A B-2 visa is automatically invalidated if the visa holder overstays or otherwise violates the terms of his/her nonimmigrant visa status. Such persons must apply for new visa stamps in their home countries, barring extraordinary circumstances. Persons who overstay their admission under the Visa Waiver Program cannot enter without a visa in the future.

If an immigration officer believes that an arriving foreign national is not entitled to be admitted, or has committed a misrepresentation, the immigration officer can order a foreign national summarily “removed.” There is no appeal from that removal order, and the consequence of such an order is inability to enter the United States for five years.

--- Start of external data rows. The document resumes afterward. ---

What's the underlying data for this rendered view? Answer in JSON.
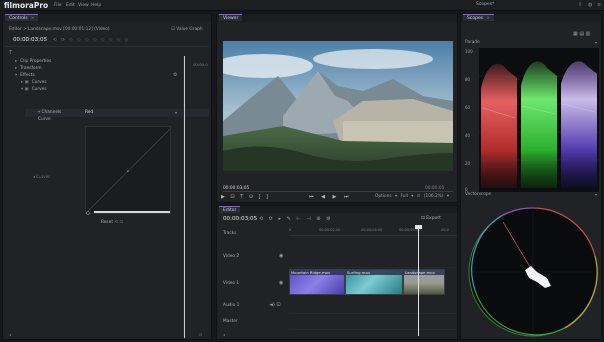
{
  "app": {
    "logo": "filmoraPro",
    "menu": [
      "File",
      "Edit",
      "View",
      "Help"
    ],
    "window_title": "Scopes*"
  },
  "controls": {
    "tab": "Controls",
    "path": "Editor > Landscape.mov [00:00:01:12] (Video)",
    "timecode": "00:00:03;05",
    "value_graph": "Value Graph",
    "time0": "00:00:0",
    "tree": [
      "Clip Properties",
      "Transform",
      "Effects",
      "Curves",
      "Curves"
    ],
    "channel_label": "Channels",
    "channel_value": "Red",
    "curve_label": "Curve",
    "side_label": "Curves",
    "reset": "Reset"
  },
  "viewer": {
    "tab": "Viewer",
    "timecode": "00:00:03;05",
    "timecode_right": "00:00:05",
    "options": "Options",
    "full": "Full",
    "zoom": "(106.2%)"
  },
  "editor": {
    "tab": "Editor",
    "timecode": "00:00:03;05",
    "export": "Export",
    "tracks_label": "Tracks",
    "ruler": [
      "0",
      "00:00:02:00",
      "00:00:04:00",
      "00:00:05:00",
      "00:0"
    ],
    "tracks": [
      "Video 2",
      "Video 1",
      "Audio 1",
      "Master"
    ],
    "clips": [
      {
        "name": "Mountain Ridge.mov",
        "color": "#6a5fd0"
      },
      {
        "name": "Surfing.mov",
        "color": "#3aa7b0"
      },
      {
        "name": "Landscape.mov",
        "color": "#7f8fa0"
      }
    ]
  },
  "scopes": {
    "tab": "Scopes",
    "parade_label": "Parade",
    "parade_axis": [
      "100",
      "80",
      "60",
      "40",
      "20",
      "0"
    ],
    "vectorscope_label": "Vectorscope"
  },
  "colors": {
    "accent": "#8a5cf6",
    "panel": "#202226",
    "background": "#16181c"
  }
}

A B-2 visa holder confronted with the threat of removal can request that the application for admission be withdrawn, but granting such a request is in the immigration officer’s discretion. The only other alternative, if appropriate, is to request asylum.

A foreign national who has been ordered removed can later apply for a waiver of the removal bar. Also note that foreign nationals who overstay admission for more than 180 days and voluntarily depart cannot reenter the United States for three years, and foreign nationals who overstay admission for one year cannot reenter for 10 years.